Japan's economic miracle in the second half of the 20th century ended abruptly at the start of the 1990s. By the late 1980s, the Japanese economy experienced an asset price bubble caused by loan growth quotas dictated upon the banks by Japan's central bank, the Bank of Japan, through a policy mechanism known as the "window guidance". As economist Paul Krugman explained, "Japan's banks lent more, with less regard for quality of the borrower, than anyone else's. In doing so they helped inflate the bubble economy to grotesque proportions." Economist Richard Werner writes that external pressures such as the Plaza Accord and the policy of Ministry of Finance to reduce the official discount rate are insufficient to explain the actions taken by the Bank of Japan.

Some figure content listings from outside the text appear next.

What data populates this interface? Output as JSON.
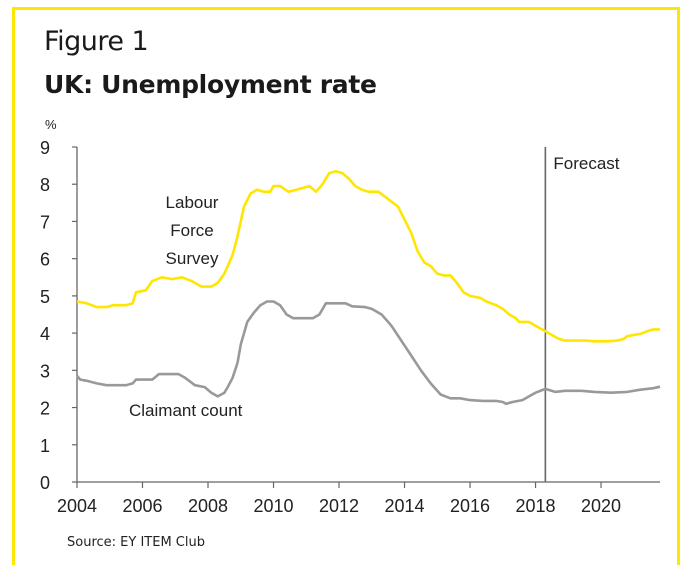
{
  "figure_label": "Figure 1",
  "title": "UK: Unemployment rate",
  "source": "Source: EY ITEM Club",
  "colors": {
    "frame": "#ffe600",
    "lfs": "#ffe600",
    "claimant": "#999999",
    "axis": "#666666",
    "forecast_line": "#666666"
  },
  "chart_data": {
    "type": "line",
    "ylabel": "%",
    "ylim": [
      0,
      9
    ],
    "yticks": [
      0,
      1,
      2,
      3,
      4,
      5,
      6,
      7,
      8,
      9
    ],
    "xlim": [
      2004,
      2021.8
    ],
    "xticks": [
      2004,
      2006,
      2008,
      2010,
      2012,
      2014,
      2016,
      2018,
      2020
    ],
    "grid": false,
    "forecast_start": 2018.3,
    "forecast_label": "Forecast",
    "series": [
      {
        "name": "Labour Force Survey",
        "label_lines": [
          "Labour",
          "Force",
          "Survey"
        ],
        "color": "#ffe600",
        "points": [
          [
            2004.0,
            4.85
          ],
          [
            2004.3,
            4.8
          ],
          [
            2004.6,
            4.7
          ],
          [
            2004.9,
            4.7
          ],
          [
            2005.1,
            4.75
          ],
          [
            2005.5,
            4.75
          ],
          [
            2005.7,
            4.8
          ],
          [
            2005.8,
            5.1
          ],
          [
            2006.1,
            5.15
          ],
          [
            2006.3,
            5.4
          ],
          [
            2006.6,
            5.5
          ],
          [
            2006.9,
            5.45
          ],
          [
            2007.2,
            5.5
          ],
          [
            2007.5,
            5.4
          ],
          [
            2007.8,
            5.25
          ],
          [
            2008.1,
            5.25
          ],
          [
            2008.3,
            5.35
          ],
          [
            2008.5,
            5.6
          ],
          [
            2008.75,
            6.1
          ],
          [
            2008.9,
            6.6
          ],
          [
            2009.1,
            7.4
          ],
          [
            2009.3,
            7.75
          ],
          [
            2009.5,
            7.85
          ],
          [
            2009.7,
            7.8
          ],
          [
            2009.9,
            7.8
          ],
          [
            2010.0,
            7.95
          ],
          [
            2010.2,
            7.95
          ],
          [
            2010.45,
            7.8
          ],
          [
            2010.7,
            7.85
          ],
          [
            2010.9,
            7.9
          ],
          [
            2011.1,
            7.95
          ],
          [
            2011.3,
            7.8
          ],
          [
            2011.5,
            8.0
          ],
          [
            2011.7,
            8.3
          ],
          [
            2011.9,
            8.35
          ],
          [
            2012.1,
            8.3
          ],
          [
            2012.3,
            8.15
          ],
          [
            2012.5,
            7.95
          ],
          [
            2012.7,
            7.85
          ],
          [
            2012.9,
            7.8
          ],
          [
            2013.2,
            7.8
          ],
          [
            2013.5,
            7.6
          ],
          [
            2013.8,
            7.4
          ],
          [
            2014.0,
            7.05
          ],
          [
            2014.2,
            6.7
          ],
          [
            2014.4,
            6.2
          ],
          [
            2014.6,
            5.9
          ],
          [
            2014.8,
            5.8
          ],
          [
            2015.0,
            5.6
          ],
          [
            2015.2,
            5.55
          ],
          [
            2015.4,
            5.55
          ],
          [
            2015.6,
            5.35
          ],
          [
            2015.8,
            5.1
          ],
          [
            2016.0,
            5.0
          ],
          [
            2016.3,
            4.95
          ],
          [
            2016.5,
            4.85
          ],
          [
            2016.8,
            4.75
          ],
          [
            2017.0,
            4.65
          ],
          [
            2017.2,
            4.5
          ],
          [
            2017.4,
            4.4
          ],
          [
            2017.5,
            4.3
          ],
          [
            2017.8,
            4.3
          ],
          [
            2018.0,
            4.2
          ],
          [
            2018.3,
            4.05
          ],
          [
            2018.5,
            3.95
          ],
          [
            2018.7,
            3.85
          ],
          [
            2018.9,
            3.8
          ],
          [
            2019.2,
            3.8
          ],
          [
            2019.5,
            3.8
          ],
          [
            2019.8,
            3.78
          ],
          [
            2020.2,
            3.78
          ],
          [
            2020.5,
            3.8
          ],
          [
            2020.7,
            3.85
          ],
          [
            2020.8,
            3.92
          ],
          [
            2021.0,
            3.95
          ],
          [
            2021.2,
            3.98
          ],
          [
            2021.4,
            4.05
          ],
          [
            2021.6,
            4.1
          ],
          [
            2021.8,
            4.1
          ]
        ]
      },
      {
        "name": "Claimant count",
        "label_lines": [
          "Claimant count"
        ],
        "color": "#999999",
        "points": [
          [
            2004.0,
            2.85
          ],
          [
            2004.1,
            2.75
          ],
          [
            2004.3,
            2.72
          ],
          [
            2004.6,
            2.65
          ],
          [
            2004.9,
            2.6
          ],
          [
            2005.2,
            2.6
          ],
          [
            2005.5,
            2.6
          ],
          [
            2005.7,
            2.65
          ],
          [
            2005.8,
            2.75
          ],
          [
            2006.2,
            2.75
          ],
          [
            2006.3,
            2.75
          ],
          [
            2006.5,
            2.9
          ],
          [
            2006.8,
            2.9
          ],
          [
            2007.1,
            2.9
          ],
          [
            2007.3,
            2.8
          ],
          [
            2007.6,
            2.6
          ],
          [
            2007.9,
            2.55
          ],
          [
            2008.1,
            2.4
          ],
          [
            2008.3,
            2.3
          ],
          [
            2008.5,
            2.4
          ],
          [
            2008.6,
            2.55
          ],
          [
            2008.75,
            2.8
          ],
          [
            2008.9,
            3.2
          ],
          [
            2009.0,
            3.7
          ],
          [
            2009.2,
            4.3
          ],
          [
            2009.4,
            4.55
          ],
          [
            2009.6,
            4.75
          ],
          [
            2009.8,
            4.85
          ],
          [
            2010.0,
            4.85
          ],
          [
            2010.2,
            4.75
          ],
          [
            2010.4,
            4.5
          ],
          [
            2010.6,
            4.4
          ],
          [
            2010.9,
            4.4
          ],
          [
            2011.2,
            4.4
          ],
          [
            2011.4,
            4.5
          ],
          [
            2011.6,
            4.8
          ],
          [
            2011.9,
            4.8
          ],
          [
            2012.2,
            4.8
          ],
          [
            2012.4,
            4.72
          ],
          [
            2012.8,
            4.7
          ],
          [
            2013.0,
            4.65
          ],
          [
            2013.3,
            4.5
          ],
          [
            2013.6,
            4.2
          ],
          [
            2013.9,
            3.8
          ],
          [
            2014.2,
            3.4
          ],
          [
            2014.5,
            3.0
          ],
          [
            2014.8,
            2.65
          ],
          [
            2015.1,
            2.35
          ],
          [
            2015.4,
            2.25
          ],
          [
            2015.7,
            2.25
          ],
          [
            2016.0,
            2.2
          ],
          [
            2016.4,
            2.18
          ],
          [
            2016.8,
            2.18
          ],
          [
            2017.0,
            2.15
          ],
          [
            2017.1,
            2.1
          ],
          [
            2017.3,
            2.15
          ],
          [
            2017.6,
            2.2
          ],
          [
            2017.8,
            2.3
          ],
          [
            2018.0,
            2.4
          ],
          [
            2018.3,
            2.5
          ],
          [
            2018.6,
            2.42
          ],
          [
            2018.9,
            2.45
          ],
          [
            2019.4,
            2.45
          ],
          [
            2019.8,
            2.42
          ],
          [
            2020.3,
            2.4
          ],
          [
            2020.8,
            2.42
          ],
          [
            2021.2,
            2.48
          ],
          [
            2021.6,
            2.52
          ],
          [
            2021.8,
            2.56
          ]
        ]
      }
    ]
  }
}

Trying to deflate speculation and keep inflation in check, the Bank of Japan sharply raised inter-bank lending rates in late 1989. This sharp policy caused the bursting of the bubble, and the Japanese stock market crashed. Equity and asset prices fell, leaving overly-leveraged Japanese banks and insurance companies with books full of bad debt. As a result, bank credit growth stagnated. The financial institutions were bailed out through capital infusions from the Government of Japan, loans and cheap credit from the central bank, and the ability to postpone the recognition of losses, ultimately turning them into zombie banks. Yalman Onaran of Bloomberg News writing in Salon stated that the zombie banks were one of the reasons for the following long stagnation. Additionally, Michael Schuman of Time magazine wrote that these banks kept injecting new funds into unprofitable "zombie firms" to keep them afloat, arguing that they were too big to fail. However, most of these companies were too debt-ridden to do much more than survive on bail-out funds. Schuman believed that Japan's economy did not begin to recover until this practice had ended.
Eventually, many of these failing firms became unsustainable, and a wave of consolidation took place, resulting in four national banks in Japan. Many Japanese firms were burdened with heavy debts, and it became very difficult to obtain credit. Many borrowers turned to sarakin (loan sharks) for loans. As of 2012, the official interest rate was 0.1%; the interest rate has remained below 1% since 1994.